Last Updated on July 15, 2026 10:45 pm by BIZNAMA NEWS
By S. N. VERMA / NEW DELHI
In a landmark move toward achieving Atmanirbhar Bharat (Self-Reliant India) in the agriculture sector, the Cabinet Committee on Economic Affairs (CCEA) has officially approved the National Urea Investment Policy-2026. Proposed by the Department of Fertilisers, the policy is designed to catalyze fresh private and public investment to establish new, state-of-the-art gas-based urea production units across the country.
Bridging the Demand-Supply Gap
India currently hosts 33 operational urea units with a total production capacity of 269.42 lakh metric tonnes. Despite these robust figures, a persistent structural gap exists between domestic demand and indigenous supply, forcing the nation to rely on imports.
The 2026 policy replaces the long-expired 2012 investment framework, which had successfully facilitated the establishment of six new urea units—four via public sector joint ventures and two by private players. With the Department of Fertilisers already reporting a healthy pipeline of proposals for new plants, the government expects the new policy to provide the regulatory impetus required to rapidly scale domestic manufacturing and curb import dependency.

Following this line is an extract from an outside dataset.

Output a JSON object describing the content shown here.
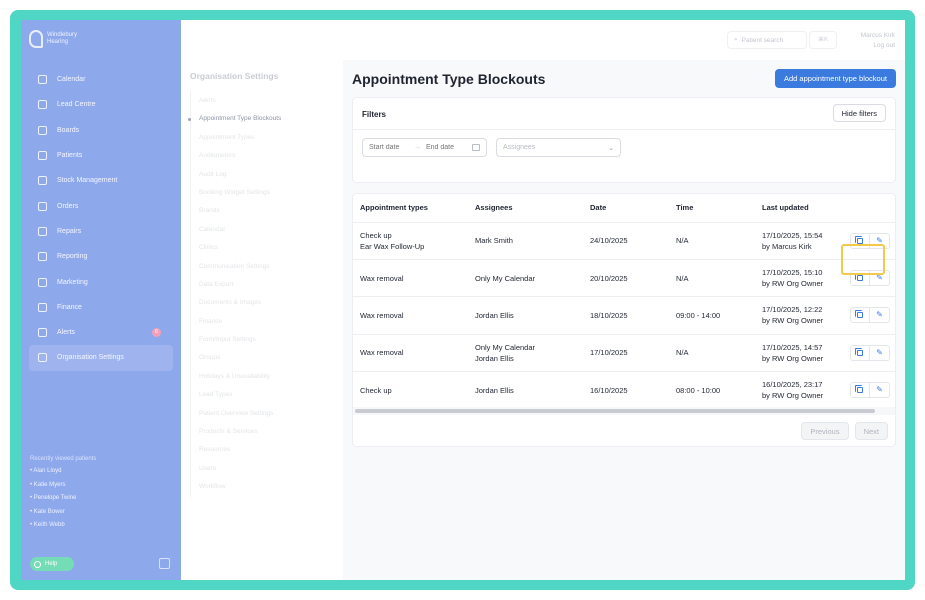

Key Reforms: A More Sustainable Framework
The 2026 policy introduces several strategic improvements over the 2012 model, focusing on investor confidence, transparency, and fiscal prudence:
- Assured Returns: To attract long-term capital, the policy guarantees a Return on Equity (RoE) ranging from a minimum of 12% to a maximum of 16%.

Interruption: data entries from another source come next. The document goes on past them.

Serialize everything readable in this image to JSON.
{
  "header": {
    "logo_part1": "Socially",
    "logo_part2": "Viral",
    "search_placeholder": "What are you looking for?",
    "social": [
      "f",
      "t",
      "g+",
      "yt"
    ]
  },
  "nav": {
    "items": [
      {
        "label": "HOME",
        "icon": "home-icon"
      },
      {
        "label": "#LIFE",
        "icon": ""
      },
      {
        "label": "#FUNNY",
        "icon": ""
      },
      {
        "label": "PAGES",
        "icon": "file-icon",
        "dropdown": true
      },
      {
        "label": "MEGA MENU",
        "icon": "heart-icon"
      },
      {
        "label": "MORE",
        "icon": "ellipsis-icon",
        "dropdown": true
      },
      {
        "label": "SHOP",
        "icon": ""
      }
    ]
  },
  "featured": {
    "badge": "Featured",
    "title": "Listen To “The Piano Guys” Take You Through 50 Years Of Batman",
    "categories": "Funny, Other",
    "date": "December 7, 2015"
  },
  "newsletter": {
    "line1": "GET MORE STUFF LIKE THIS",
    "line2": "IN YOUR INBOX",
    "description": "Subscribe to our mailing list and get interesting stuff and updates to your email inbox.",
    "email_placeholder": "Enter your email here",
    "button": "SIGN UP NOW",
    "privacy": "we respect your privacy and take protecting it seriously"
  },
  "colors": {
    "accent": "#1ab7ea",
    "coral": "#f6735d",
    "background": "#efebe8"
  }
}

- Operational Transparency: The framework mandates a clear differentiation between fixed and variable costs, providing investors with greater clarity and predictability in their business models.

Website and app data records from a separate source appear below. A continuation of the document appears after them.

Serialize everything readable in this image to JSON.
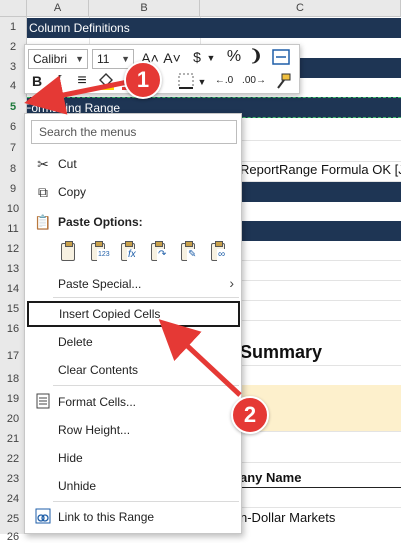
{
  "sheet": {
    "columns": [
      "A",
      "B",
      "C"
    ],
    "rows": [
      "1",
      "2",
      "3",
      "4",
      "5",
      "6",
      "7",
      "8",
      "9",
      "10",
      "11",
      "12",
      "13",
      "14",
      "15",
      "16",
      "17",
      "18",
      "19",
      "20",
      "21",
      "22",
      "23",
      "24",
      "25",
      "26"
    ],
    "cells": {
      "row1_title": "Column Definitions",
      "row5_title": "Formatting Range",
      "row8_text": "ReportRange Formula OK [J",
      "summary": "Summary",
      "company_header": "any Name",
      "row25_text": "n-Dollar Markets"
    }
  },
  "mini_toolbar": {
    "font_name": "Calibri",
    "font_size": "11",
    "grow_font": "A˄",
    "shrink_font": "A˅",
    "currency": "$",
    "percent": "%",
    "comma": "❩",
    "bold": "B",
    "italic": "I",
    "align": "≡",
    "decimal_inc": "←.0",
    "decimal_dec": ".00→"
  },
  "context_menu": {
    "search_placeholder": "Search the menus",
    "items": {
      "cut": "Cut",
      "copy": "Copy",
      "paste_options": "Paste Options:",
      "paste_special": "Paste Special...",
      "insert_copied_cells": "Insert Copied Cells",
      "delete": "Delete",
      "clear_contents": "Clear Contents",
      "format_cells": "Format Cells...",
      "row_height": "Row Height...",
      "hide": "Hide",
      "unhide": "Unhide",
      "link_to_range": "Link to this Range"
    },
    "paste_icons": [
      "paste-icon",
      "paste-values-icon",
      "paste-formulas-icon",
      "paste-transpose-icon",
      "paste-formatting-icon",
      "paste-link-icon"
    ],
    "paste_glyphs": [
      "",
      "123",
      "fx",
      "↷",
      "✎",
      "∞"
    ]
  },
  "annotations": {
    "badge1": "1",
    "badge2": "2",
    "arrow_color": "#e53935"
  },
  "colors": {
    "header_band": "#1e3554",
    "highlight_yellow": "#fdf0cc",
    "selection_green": "#3cc06a"
  }
}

- Currency Risk Hedging: In a major relief for investors concerned about volatility, the policy includes a mechanism to convert fixed costs into Indian Rupees based on prevailing exchange rates after a four-year period, effectively insulating long-term investments from foreign exchange fluctuations.
Fiscal Impact and Long-term Vision
The government expects these strategic reforms to deliver significant cost efficiencies. According to initial estimates, each new plant established under the 2026 policy will result in a saving of over ₹250 crore compared to the legacy framework.
By institutionalizing these rules for all future urea manufacturing, the Ministry aims to accelerate the transition toward total self-sufficiency. As these new plants come online, they are expected not only to secure the nation’s fertilizer supply chain but also to provide Indian farmers with more reliable access to essential agricultural inputs, ultimately strengthening the country’s long-term food security and economic diplomacy.